俺も、つられるように黒板に目をやる。そこにあるのは雑な字で書かれた短い詩。この詩はどうやら……あいつ次第で、神からこの世界を切り離す鍵になるらしい。……って、そんなわけあるかよ。書いたのは俺なんだ。特別な詩でもなんでもない。ただ……あいつを想って書いた詩。それも、センスのかけらもありゃしない。てか、詩として成り立っているのかも俺には疑問だ。
もう、これ……全部、単なる夢おちなんじゃないのか。そんな気がしてきた。ハッと目を覚まして、「夢だったのか」で終わるんだ、きっと。そもそも、いくら俺がカヤと特別な関係にあるからといって、普通、俺の前に神が現れるか? いや、まあ……世界を滅ぼす女と付き合ってる時点で、普通じゃないんだけど。

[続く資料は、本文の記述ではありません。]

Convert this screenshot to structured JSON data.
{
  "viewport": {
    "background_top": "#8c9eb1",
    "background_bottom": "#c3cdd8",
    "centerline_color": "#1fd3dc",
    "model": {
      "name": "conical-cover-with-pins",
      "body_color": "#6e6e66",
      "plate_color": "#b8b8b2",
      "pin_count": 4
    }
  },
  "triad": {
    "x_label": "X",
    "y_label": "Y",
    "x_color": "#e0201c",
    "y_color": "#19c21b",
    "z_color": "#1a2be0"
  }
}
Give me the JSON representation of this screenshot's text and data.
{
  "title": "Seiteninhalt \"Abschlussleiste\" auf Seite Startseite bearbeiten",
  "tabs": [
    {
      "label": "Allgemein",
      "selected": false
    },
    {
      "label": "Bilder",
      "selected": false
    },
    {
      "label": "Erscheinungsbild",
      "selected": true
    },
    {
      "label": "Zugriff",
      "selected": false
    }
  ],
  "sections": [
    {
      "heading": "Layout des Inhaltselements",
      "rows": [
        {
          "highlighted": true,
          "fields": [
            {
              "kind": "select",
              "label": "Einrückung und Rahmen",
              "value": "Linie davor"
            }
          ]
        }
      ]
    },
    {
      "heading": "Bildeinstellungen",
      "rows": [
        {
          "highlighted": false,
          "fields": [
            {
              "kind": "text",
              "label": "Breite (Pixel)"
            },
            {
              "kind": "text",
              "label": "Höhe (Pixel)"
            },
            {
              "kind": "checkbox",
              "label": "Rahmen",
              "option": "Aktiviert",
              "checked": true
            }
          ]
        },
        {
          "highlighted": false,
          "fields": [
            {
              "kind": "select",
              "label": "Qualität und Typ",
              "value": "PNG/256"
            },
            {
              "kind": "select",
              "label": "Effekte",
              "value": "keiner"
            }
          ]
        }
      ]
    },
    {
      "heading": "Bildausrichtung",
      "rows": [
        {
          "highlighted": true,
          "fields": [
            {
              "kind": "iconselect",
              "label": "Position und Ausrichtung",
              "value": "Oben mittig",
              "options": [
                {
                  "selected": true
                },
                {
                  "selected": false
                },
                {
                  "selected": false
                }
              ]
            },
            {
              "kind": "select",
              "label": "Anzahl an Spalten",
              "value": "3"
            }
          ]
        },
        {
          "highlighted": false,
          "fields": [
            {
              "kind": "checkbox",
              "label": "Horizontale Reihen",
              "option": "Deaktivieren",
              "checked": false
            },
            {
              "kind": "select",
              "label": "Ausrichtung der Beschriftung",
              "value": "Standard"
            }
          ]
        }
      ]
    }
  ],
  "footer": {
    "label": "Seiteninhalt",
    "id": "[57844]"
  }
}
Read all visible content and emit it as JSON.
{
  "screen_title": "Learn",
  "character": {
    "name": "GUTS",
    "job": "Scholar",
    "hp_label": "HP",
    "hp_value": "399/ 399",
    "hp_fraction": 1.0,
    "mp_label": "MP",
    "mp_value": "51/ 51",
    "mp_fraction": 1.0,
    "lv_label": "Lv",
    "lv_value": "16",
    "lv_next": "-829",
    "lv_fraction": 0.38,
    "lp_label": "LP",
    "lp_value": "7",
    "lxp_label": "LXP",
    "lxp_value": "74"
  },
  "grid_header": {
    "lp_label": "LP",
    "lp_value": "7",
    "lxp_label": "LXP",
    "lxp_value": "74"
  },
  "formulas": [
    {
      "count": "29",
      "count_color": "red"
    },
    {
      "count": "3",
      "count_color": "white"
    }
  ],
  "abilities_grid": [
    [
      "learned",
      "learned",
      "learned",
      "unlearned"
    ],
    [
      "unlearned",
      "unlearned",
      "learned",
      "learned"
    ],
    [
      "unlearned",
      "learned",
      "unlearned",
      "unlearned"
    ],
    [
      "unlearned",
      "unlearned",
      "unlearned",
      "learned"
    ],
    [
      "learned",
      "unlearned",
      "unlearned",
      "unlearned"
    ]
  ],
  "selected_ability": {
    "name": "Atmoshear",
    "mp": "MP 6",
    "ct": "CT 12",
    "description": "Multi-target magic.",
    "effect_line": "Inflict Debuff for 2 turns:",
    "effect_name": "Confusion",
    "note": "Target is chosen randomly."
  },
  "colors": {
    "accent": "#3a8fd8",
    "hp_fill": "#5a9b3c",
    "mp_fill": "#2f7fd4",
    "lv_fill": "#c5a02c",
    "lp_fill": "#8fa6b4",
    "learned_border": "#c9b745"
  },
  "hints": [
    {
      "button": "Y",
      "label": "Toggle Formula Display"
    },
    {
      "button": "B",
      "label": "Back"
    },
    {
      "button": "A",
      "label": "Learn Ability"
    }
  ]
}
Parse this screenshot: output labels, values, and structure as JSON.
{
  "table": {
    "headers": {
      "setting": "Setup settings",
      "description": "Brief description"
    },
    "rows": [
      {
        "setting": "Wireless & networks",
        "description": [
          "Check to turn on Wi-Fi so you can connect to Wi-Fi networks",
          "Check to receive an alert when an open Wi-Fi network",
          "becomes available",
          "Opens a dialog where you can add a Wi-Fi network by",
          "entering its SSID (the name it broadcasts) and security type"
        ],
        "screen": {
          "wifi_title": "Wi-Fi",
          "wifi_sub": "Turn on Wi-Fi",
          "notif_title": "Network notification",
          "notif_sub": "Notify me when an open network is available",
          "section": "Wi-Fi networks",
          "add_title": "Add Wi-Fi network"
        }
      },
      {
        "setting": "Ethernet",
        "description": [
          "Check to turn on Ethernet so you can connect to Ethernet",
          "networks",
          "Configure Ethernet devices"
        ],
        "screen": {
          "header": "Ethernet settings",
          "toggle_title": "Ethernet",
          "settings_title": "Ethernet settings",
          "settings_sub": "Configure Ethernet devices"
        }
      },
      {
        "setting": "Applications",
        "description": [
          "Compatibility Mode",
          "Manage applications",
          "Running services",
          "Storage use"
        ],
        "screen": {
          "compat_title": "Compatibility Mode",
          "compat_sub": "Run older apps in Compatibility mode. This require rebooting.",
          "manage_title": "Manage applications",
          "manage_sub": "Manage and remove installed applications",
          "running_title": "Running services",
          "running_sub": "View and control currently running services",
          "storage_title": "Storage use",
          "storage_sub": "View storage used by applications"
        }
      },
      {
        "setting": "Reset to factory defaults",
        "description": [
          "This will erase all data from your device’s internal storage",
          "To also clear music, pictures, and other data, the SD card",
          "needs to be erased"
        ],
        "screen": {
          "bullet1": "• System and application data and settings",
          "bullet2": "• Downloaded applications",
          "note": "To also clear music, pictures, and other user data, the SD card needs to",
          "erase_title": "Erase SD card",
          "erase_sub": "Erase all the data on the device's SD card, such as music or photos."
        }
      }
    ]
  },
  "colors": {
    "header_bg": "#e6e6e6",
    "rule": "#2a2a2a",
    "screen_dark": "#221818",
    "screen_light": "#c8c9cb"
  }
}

「この詩は……」と、ティアマトはおもむろに切り出す。
「え?」
「この詩は、お前の……いや、お前たちの望みを叶える希望の詩となるだろう」
「!」
俺たちの望み?
ハッとする俺に、ティアマトは振り返る。無表情に近い、冷静な顔だ。
「その希望は……お前たちにとって、完璧ではないかもしれない。
パンドラにとって、呪いにも似た希望になるだろう。
それでも……もし、パンドラがそれを望んだなら……」
「どういうことだ? 希望って?」
心臓の鼓動が、どんどんとテンポを上げていく。この、はぐれた女神は……俺に……俺たちに希望を与えてくれるってのか? でも、あいつにとって呪いにも似た希望? それはなんだ? 俺たちの望みって、なんだ?
「いいか、パンドラの愛する人よ」
ティアマトは、一歩一歩と俺に近づいてくる。どうやら、俺の質問は無視のようだ。
「お前は、絶対に死んではならない。世界のためにも、パンドラのためにも、生きなければならない。お前がいなければ、全て終わりだ」
あいつとまったく同じ顔なのに、俺は彼女に見つめられ、たじろいだ。すごい眼力だ。
「お前たちが神を信じずとも……わたしは、お前たちの愛を信じています」
「!」
ティアマトの右手が、俺の胸元におかれた。なんだ? 何かされる……そう直感が告げる。
「手伝ってくれて、ありがとう」
急に、見た目につりあった口調でそう言って来た。にこりと微笑む顔も、彼女そのものだ。
「ティアマト?」
「パンドラが……カヤがお前を待っている。帰りなさい、ルルの子」
「!」
ドン、とティアマトが俺の胸を力強く押した。俺はぐらりとバランスを崩し、後ろに倒れていく。なぜか、抵抗する気も起きずに、俺は重力に身を任せた。徐々に……頭がぼうっとしていく。また、記憶にもやがかかっていく。
ちょっと、待てよ、ティアマト。まだ……聞きたいことが。
ティアマト……ティアマト……あれ? ティアマトって……なんだっけ?
眠りに落ちるような感覚がして、気が遠くなった。